Ce soir-là, la météo était au diapason : une véritable tempête, avec bourrasques de vent et trombes d'eau, accompagnait le public invité à découvrir, dans la salle des fêtes de Losne, au sud-est de la Côte-d'Or, une pièce de théâtre intitulée « On laisse couler? ». Ils furent une quarantaine de spectateurs à braver ce climat inhospitalier, le 9 octobre. Ce moment théâtral n'avait pas pour vocation d'être seulement divertissant. Sur scène, les quatre comédiens de la compagnie marseillaise Force Nez étaient porteurs d'une proposition atypique mais intéressante : celle du théâtre-forum. En résumé : les comédiens jouent plusieurs scènes destinées à illustrer une thématique, puis ils invitent des membres du public à réagir mais aussi à rejouer la scène avec eux, en y apportant leur regard et leurs arguments.

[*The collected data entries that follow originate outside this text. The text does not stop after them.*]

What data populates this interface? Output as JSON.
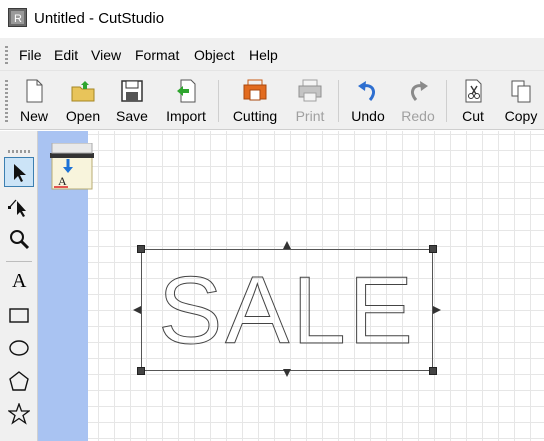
{
  "window": {
    "title": "Untitled - CutStudio"
  },
  "menu": [
    "File",
    "Edit",
    "View",
    "Format",
    "Object",
    "Help"
  ],
  "toolbar": {
    "buttons": [
      {
        "label": "New",
        "icon": "new-document-icon",
        "enabled": true
      },
      {
        "label": "Open",
        "icon": "open-folder-icon",
        "enabled": true
      },
      {
        "label": "Save",
        "icon": "save-disk-icon",
        "enabled": true
      },
      {
        "label": "Import",
        "icon": "import-icon",
        "enabled": true
      },
      {
        "label": "Cutting",
        "icon": "cutting-printer-icon",
        "enabled": true
      },
      {
        "label": "Print",
        "icon": "printer-icon",
        "enabled": false
      },
      {
        "label": "Undo",
        "icon": "undo-arrow-icon",
        "enabled": true
      },
      {
        "label": "Redo",
        "icon": "redo-arrow-icon",
        "enabled": false
      },
      {
        "label": "Cut",
        "icon": "scissors-icon",
        "enabled": true
      },
      {
        "label": "Copy",
        "icon": "copy-icon",
        "enabled": true
      }
    ]
  },
  "tools": [
    {
      "name": "select-arrow-icon",
      "active": true
    },
    {
      "name": "node-edit-icon",
      "active": false
    },
    {
      "name": "zoom-magnifier-icon",
      "active": false
    },
    {
      "name": "text-tool-icon",
      "active": false
    },
    {
      "name": "rectangle-tool-icon",
      "active": false
    },
    {
      "name": "ellipse-tool-icon",
      "active": false
    },
    {
      "name": "polygon-tool-icon",
      "active": false
    },
    {
      "name": "star-tool-icon",
      "active": false
    }
  ],
  "canvas": {
    "text_object": "SALE",
    "text_tool_glyph": "A",
    "accent_color": "#a9c3f2"
  }
}
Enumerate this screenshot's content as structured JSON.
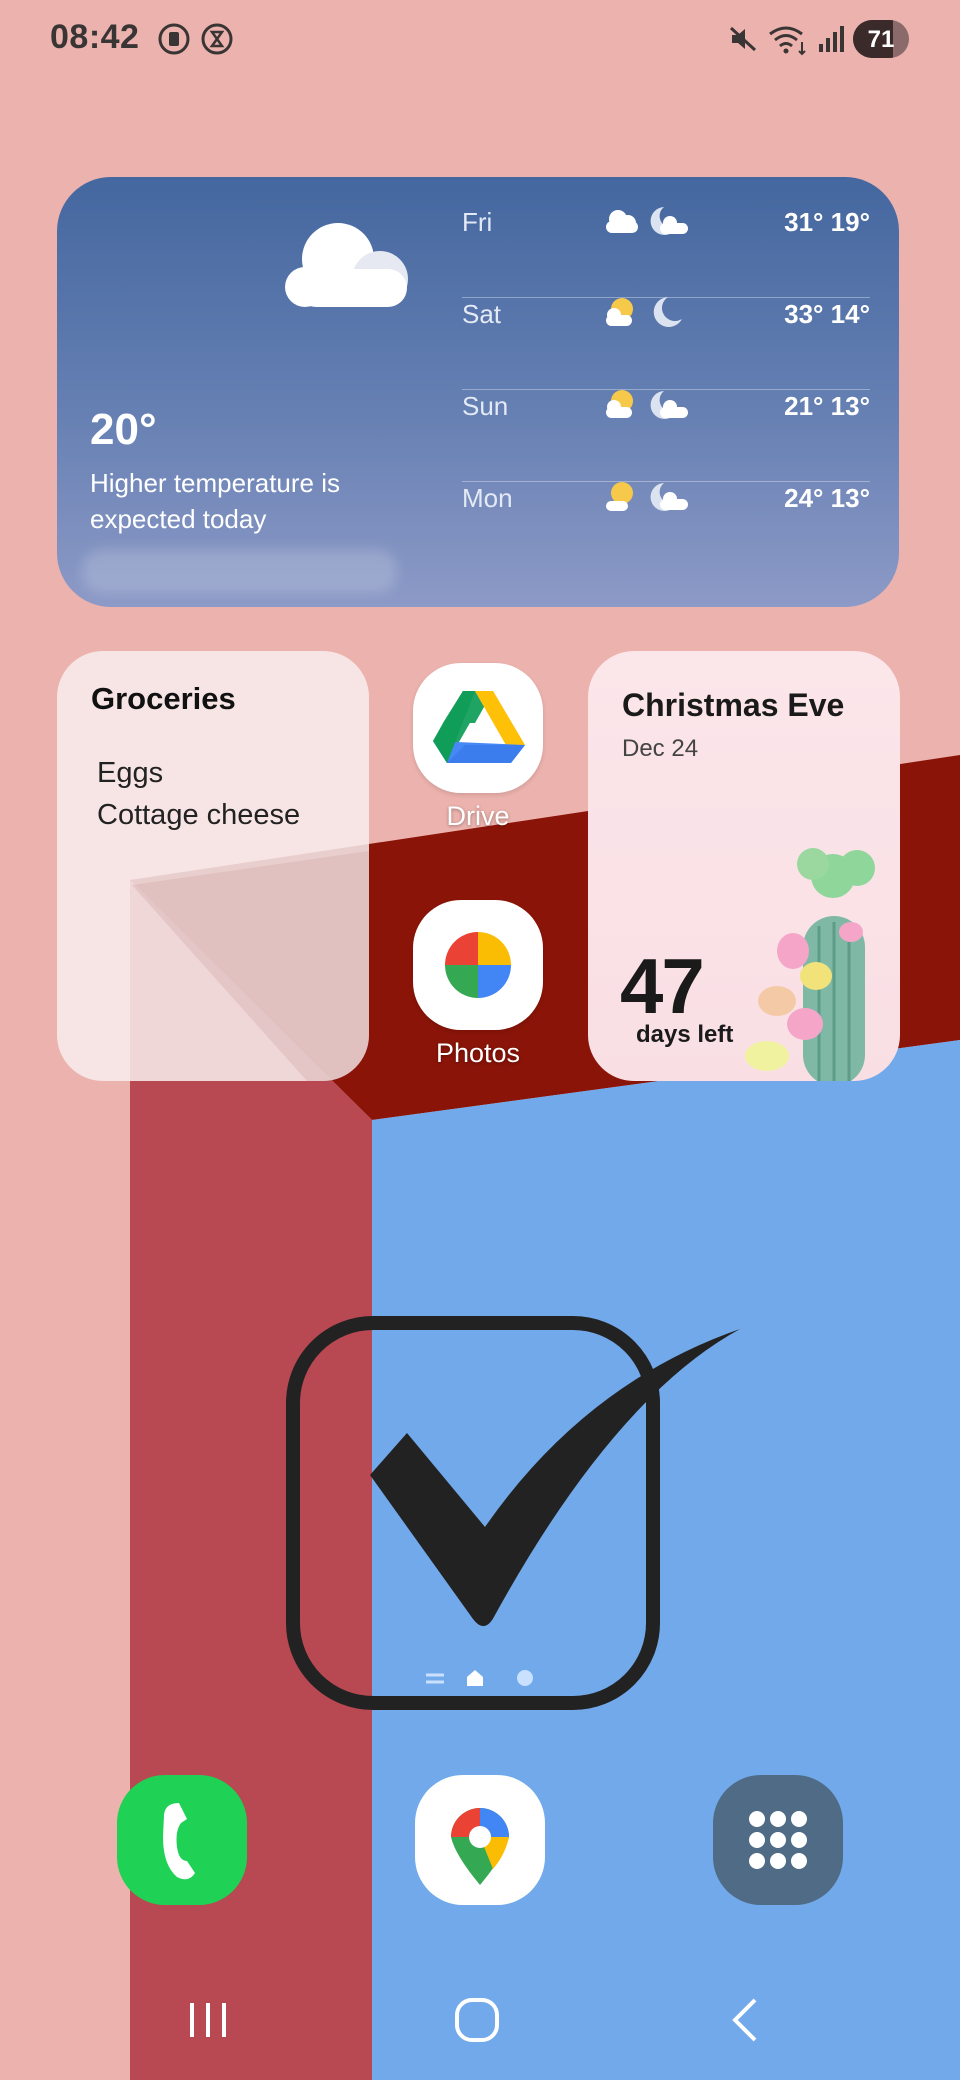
{
  "status_bar": {
    "time": "08:42",
    "battery_level": "71"
  },
  "weather": {
    "current_temp": "20°",
    "description": "Higher temperature is expected today",
    "current_icon": "cloud-icon",
    "forecast": [
      {
        "day": "Fri",
        "temps": "31° 19°",
        "day_icon": "cloud-icon",
        "night_icon": "cloudy-moon-icon"
      },
      {
        "day": "Sat",
        "temps": "33° 14°",
        "day_icon": "partly-sunny-icon",
        "night_icon": "moon-icon"
      },
      {
        "day": "Sun",
        "temps": "21° 13°",
        "day_icon": "partly-sunny-icon",
        "night_icon": "cloudy-moon-icon"
      },
      {
        "day": "Mon",
        "temps": "24° 13°",
        "day_icon": "partly-sunny-icon",
        "night_icon": "cloudy-moon-icon"
      }
    ]
  },
  "groceries": {
    "title": "Groceries",
    "items": [
      "Eggs",
      "Cottage cheese"
    ]
  },
  "apps": {
    "drive": {
      "label": "Drive"
    },
    "photos": {
      "label": "Photos"
    }
  },
  "countdown": {
    "event": "Christmas Eve",
    "date": "Dec 24",
    "days": "47",
    "days_label": "days left"
  },
  "dock": {
    "phone_icon": "phone-icon",
    "maps_icon": "maps-pin-icon",
    "apps_icon": "app-grid-icon"
  },
  "colors": {
    "wallpaper_pink": "#ecb2ad",
    "wallpaper_darkred": "#8a1408",
    "wallpaper_red": "#b84852",
    "wallpaper_blue": "#72a9ea"
  }
}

Qu'auriez vous fait à notre place ?
Ce soir-là, il était question d'aborder l'avenir de l'agriculture en Val de Saône, à la lumière d'une question cruciale, celle de la gestion de l'eau : ses usages, son manque, mais aussi son excès, comme c'est le cas actuellement avec de nombreux champs inondés. La formule de théâtre-forum encourage à réagir, débattre et prendre une part active dans les points de vue exposés. À Losne, cette démarche, mise sur pied par les Chambres d'agriculture (voir encadré) a particulièrement bien fonctionné. Claire Baillon, comédienne de Force Nez, rappelle que la compagnie « travaille depuis une dizaine d'années sur des thématiques en lien avec l'agriculture : l'installation, la transmission, la reprise de ferme, la prévention du mal-être ». À Losne, la Chambre d'agriculture a demandé à la compagnie théâtrale d'imaginer une représentation évoquant l'adaptation des pratiques agricoles au changement climatique, en lien avec l'eau. « Le théâtre-forum, poursuit Claire Baillon, permet d'interroger le public d'agriculteurs sur la scène qu'on vient de jouer, et de demander comment, dans ce public, les uns et les autres auraient fait, à la place de l'un de nos personnages. C'est une manière de faire évoluer l'histoire et de nourrir le débat. Le spectacle est constamment en évolution grâce au public ». La capacité d'improvisation propre à ces comédiens est pour beaucoup dans la réussite du processus : « ce que j'aime beaucoup lorsqu'une personne du public accepte de monter sur scène, détaille Jérôme, l'un d'entre eux, c'est l'interaction qui naît. La personne présente et défend un point de vue et moi, je réponds en improvisant et ensemble, parfois, nous faisons ainsi émerger des solutions inattendues ».
Élargissement du débat
Si le point de départ était la question de l'eau, le déroulement de la soirée a rapidement évolué vers un débat plus large sur la place de l'agriculture dans notre société. Plusieurs agriculteurs présents dans la salle n'ont pas hésité à prendre parole, puis à venir se joindre aux comédiens dans un jeu de renvois de balles pertinent et apte à faire réfléchir, parfois très drôle. Il était ici question, pêle-mêle, de la difficulté de communiquer sur le quotidien des agriculteurs face aux a priori de nombreux citadins, du sentiment d'être toujours scrutés et jugés négativement par une société qui semble avoir oublié ce qu'elle doit à l'agriculture et pas toujours exempte de contradictions entre ses exigences et ses choix de consommation alimentaire. « Incompréhension », « malaise » étaient des termes qui sont souvent revenus, après que les comédiens avaient interprété des scènes dans lesquelles l'agriculteur devait expliquer les fondamentaux de son métier à des promeneurs remplis d'idées préconçues et d'avis péremptoires. Il y avait aussi l'exemple de ces « visiteurs » qui ne voient pas dans les champs un espace de travail, mais un dépotoir, la difficulté de faire face à la charge de travail, la nécessité de remettre ses pratiques en question tout en préservant la viabilité économique des exploitations, la conscience d'être en première ligne face au changement climatique... Un des spectateurs a parfaitement résumé le sentiment qui ressortait à l'issue de la représentation : « ce que vous jouez, c'est tellement ça, c'est exactement ce que l'on vit ! » Un effet miroir qui permettait à la fois au public de prendre du recul sur lui-même et de se réapproprier un sujet trop souvent confisqué.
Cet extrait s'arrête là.